Recap of the ‘Firefly’ 10th anniversary panel at San Diego Comic-Con 2012

Credits: EW.com

Recap of the ‘Firefly’ 10th anniversary panel at San Diego Comic-Con 2012

On Friday Comic-Con attendees were treated to a panel in honor of the ten year anniversary of Joss Whedon‘s “Firefly.” Fans camped outside of Hall H the night before, eagerly awaiting their chance to see the cast and crew of the beloved Space Western, and were rewarded with a visit from Joss Whedon himself during the wee hours of the morning.

The panel was moderated by Jeff Jensen of Entertainment Weekly, and featured “Firefly” writer Jose Molina, showrunner Tim Minear, cast members Nathan Fillion (Malcolm Reynolds), Alan Tudyk (Hoban Washburn), Summer Glau (River Tam), Sean Maher (Simon Tam), and Adam Baldwin (Jayne Cobb), and “Firefly” creator Joss Whedon.

The panel had many laughs, many “truthsome” moments, and some genuine heart-warming sentimentality. During the panel, several clips from the show were screened. You can watch video of the panel here.

During the panel, Whedon explained his inspiration for the show. “I just wanted to make something that felt real like a piece of history,” as opposed to the stereotypical science fiction story, Whedon said. “I wanted to tell an American immigrant story.”

One of the highlights of the panel were Nathan Fillion and Alan Tudyk performing a hypothetical scene from “Firefly” as a radio show. Another was when Whedon revealed that there would be more of the bestselling “Firefly” comic books from Dark Horse, including stories from both the characters’ past (like “The Shepherd’s Tale”) and their future (like “Those Left Behind”).

At one point Sean Maher told Whedon, “I think you might have a fever.” To which Nathan Fillion responded, “And the only cure is more ‘Firefly.'” Raucous hilarity ensued.

There were also touching moments of genuine emotion during the panel. Nathan Fillion told the audience, “When ‘Firefly’ died I thought it was the worst thing that could possibly happen, but what I realize now, ten years later looking out at this room, is that the worst thing that could have happened is if it had stayed dead.”

Both Whedon and Fillion teared up during the questions from fans, especially when one fan asked how season one would have ended. But it was the standing ovation Whedon received at the end of the panel that really got the tears flowing.

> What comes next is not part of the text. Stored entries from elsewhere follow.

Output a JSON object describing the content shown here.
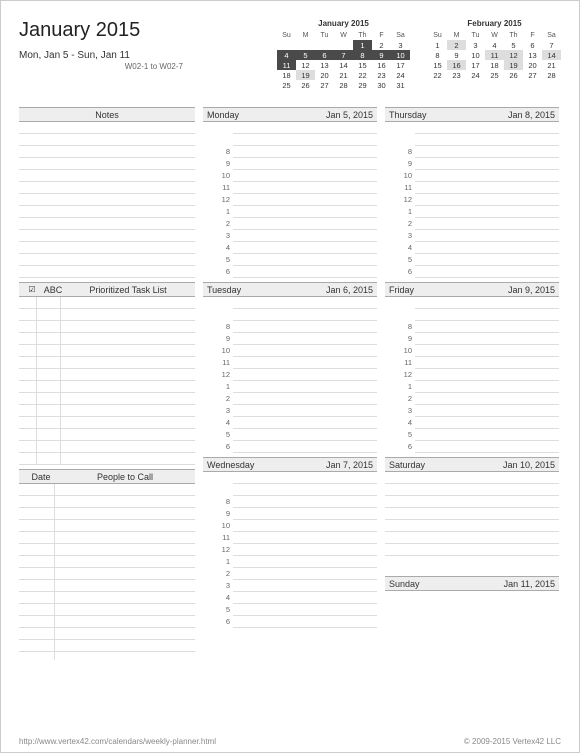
{
  "title": "January 2015",
  "range": "Mon, Jan 5  -  Sun, Jan 11",
  "weeks": "W02-1 to W02-7",
  "miniCal1": {
    "title": "January 2015",
    "dow": [
      "Su",
      "M",
      "Tu",
      "W",
      "Th",
      "F",
      "Sa"
    ],
    "rows": [
      [
        "",
        "",
        "",
        "",
        "1",
        "2",
        "3"
      ],
      [
        "4",
        "5",
        "6",
        "7",
        "8",
        "9",
        "10"
      ],
      [
        "11",
        "12",
        "13",
        "14",
        "15",
        "16",
        "17"
      ],
      [
        "18",
        "19",
        "20",
        "21",
        "22",
        "23",
        "24"
      ],
      [
        "25",
        "26",
        "27",
        "28",
        "29",
        "30",
        "31"
      ]
    ],
    "hl": [
      [
        0,
        4
      ],
      [
        1,
        0
      ],
      [
        1,
        1
      ],
      [
        1,
        2
      ],
      [
        1,
        3
      ],
      [
        1,
        4
      ],
      [
        1,
        5
      ],
      [
        1,
        6
      ],
      [
        2,
        0
      ]
    ],
    "hl2": [
      [
        3,
        1
      ]
    ]
  },
  "miniCal2": {
    "title": "February 2015",
    "dow": [
      "Su",
      "M",
      "Tu",
      "W",
      "Th",
      "F",
      "Sa"
    ],
    "rows": [
      [
        "1",
        "2",
        "3",
        "4",
        "5",
        "6",
        "7"
      ],
      [
        "8",
        "9",
        "10",
        "11",
        "12",
        "13",
        "14"
      ],
      [
        "15",
        "16",
        "17",
        "18",
        "19",
        "20",
        "21"
      ],
      [
        "22",
        "23",
        "24",
        "25",
        "26",
        "27",
        "28"
      ]
    ],
    "hl2": [
      [
        0,
        1
      ],
      [
        1,
        3
      ],
      [
        1,
        4
      ],
      [
        1,
        6
      ],
      [
        2,
        1
      ],
      [
        2,
        4
      ]
    ]
  },
  "sections": {
    "notes": "Notes",
    "tasks": {
      "check": "☑",
      "abc": "ABC",
      "label": "Prioritized Task List"
    },
    "people": {
      "date": "Date",
      "label": "People to Call"
    }
  },
  "days": [
    {
      "name": "Monday",
      "date": "Jan 5, 2015"
    },
    {
      "name": "Tuesday",
      "date": "Jan 6, 2015"
    },
    {
      "name": "Wednesday",
      "date": "Jan 7, 2015"
    },
    {
      "name": "Thursday",
      "date": "Jan 8, 2015"
    },
    {
      "name": "Friday",
      "date": "Jan 9, 2015"
    },
    {
      "name": "Saturday",
      "date": "Jan 10, 2015"
    },
    {
      "name": "Sunday",
      "date": "Jan 11, 2015"
    }
  ],
  "hours": [
    "8",
    "9",
    "10",
    "11",
    "12",
    "1",
    "2",
    "3",
    "4",
    "5",
    "6"
  ],
  "footer": {
    "url": "http://www.vertex42.com/calendars/weekly-planner.html",
    "copy": "© 2009-2015 Vertex42 LLC"
  }
}
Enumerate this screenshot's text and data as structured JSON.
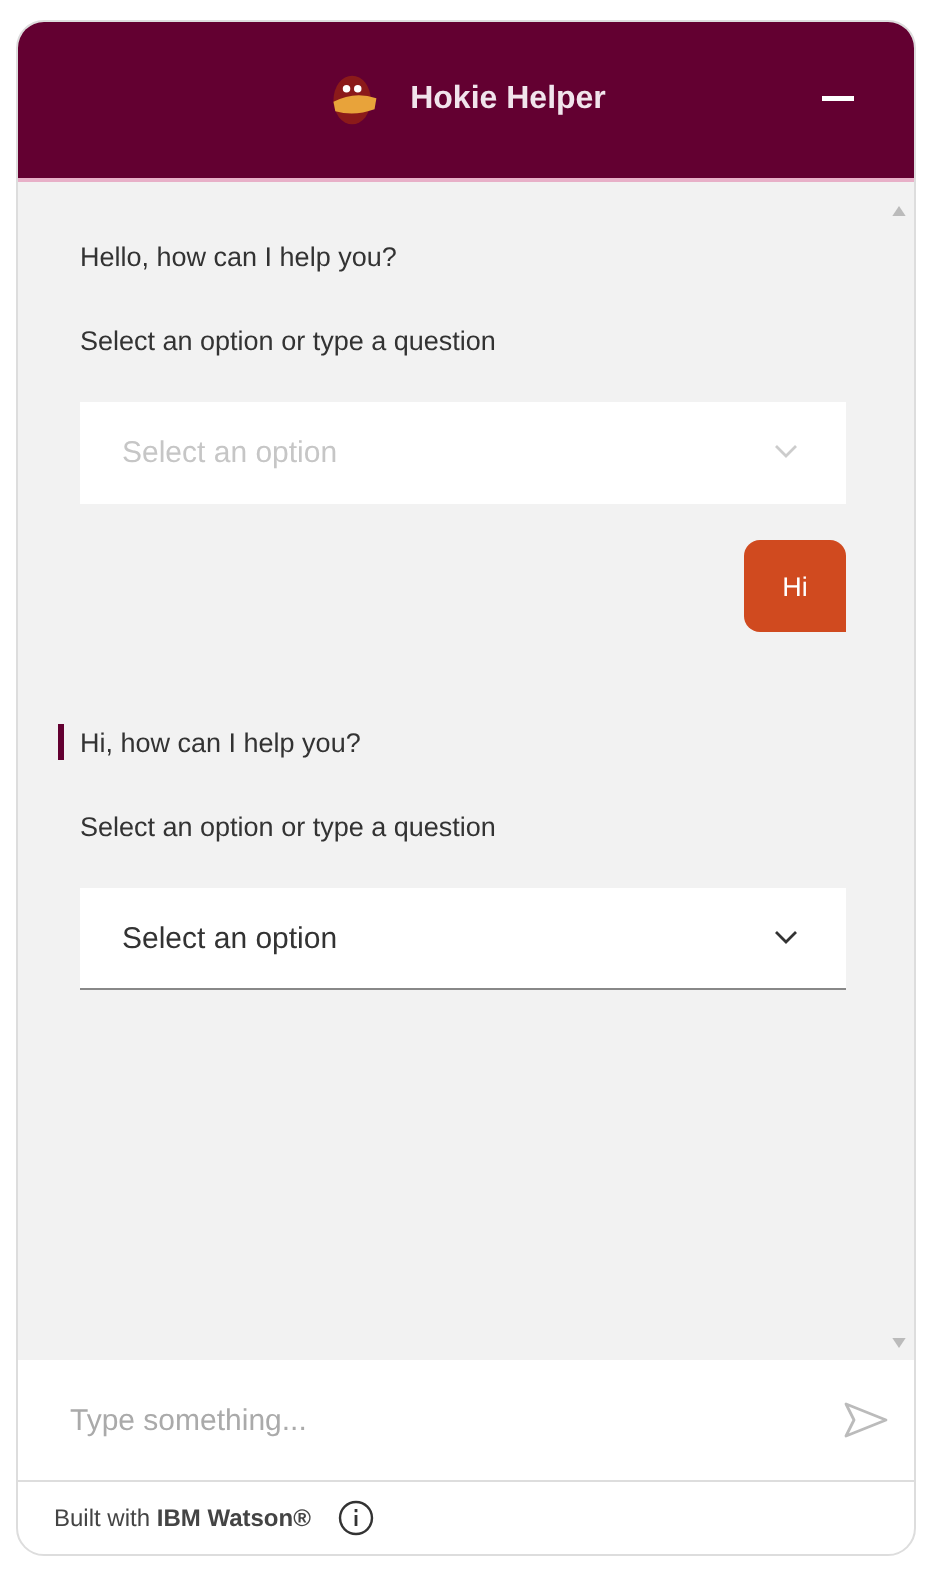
{
  "header": {
    "title": "Hokie Helper"
  },
  "messages": [
    {
      "kind": "bot",
      "highlighted": false,
      "text": "Hello, how can I help you?",
      "prompt": "Select an option or type a question",
      "dropdown": {
        "placeholder": "Select an option",
        "disabled": true
      }
    },
    {
      "kind": "user",
      "text": "Hi"
    },
    {
      "kind": "bot",
      "highlighted": true,
      "text": "Hi, how can I help you?",
      "prompt": "Select an option or type a question",
      "dropdown": {
        "placeholder": "Select an option",
        "disabled": false
      }
    }
  ],
  "input": {
    "placeholder": "Type something..."
  },
  "footer": {
    "text": "Built with **IBM Watson®**"
  }
}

Whedon was asked what the fans of “Firefly” mean to him. He struggled to put his thoughts into words, and as he struggled, the audience rose to their feet and cheered him on. Finally, after the standing ovation died down, Whedon left the audience with this:

“Only an idiot would try to follow that with a sentence. When you come out of a great movie, you feel like you’re in that world. When you’re telling a story, you’re trying to connect to people in a particular way. It’s about inviting them into a world. The way you’ve inhabited this world, this universe, you have become part of it. When I see you guys, I don’t think the show is off the air. I think there’s spaceships and horses — the story is alive.”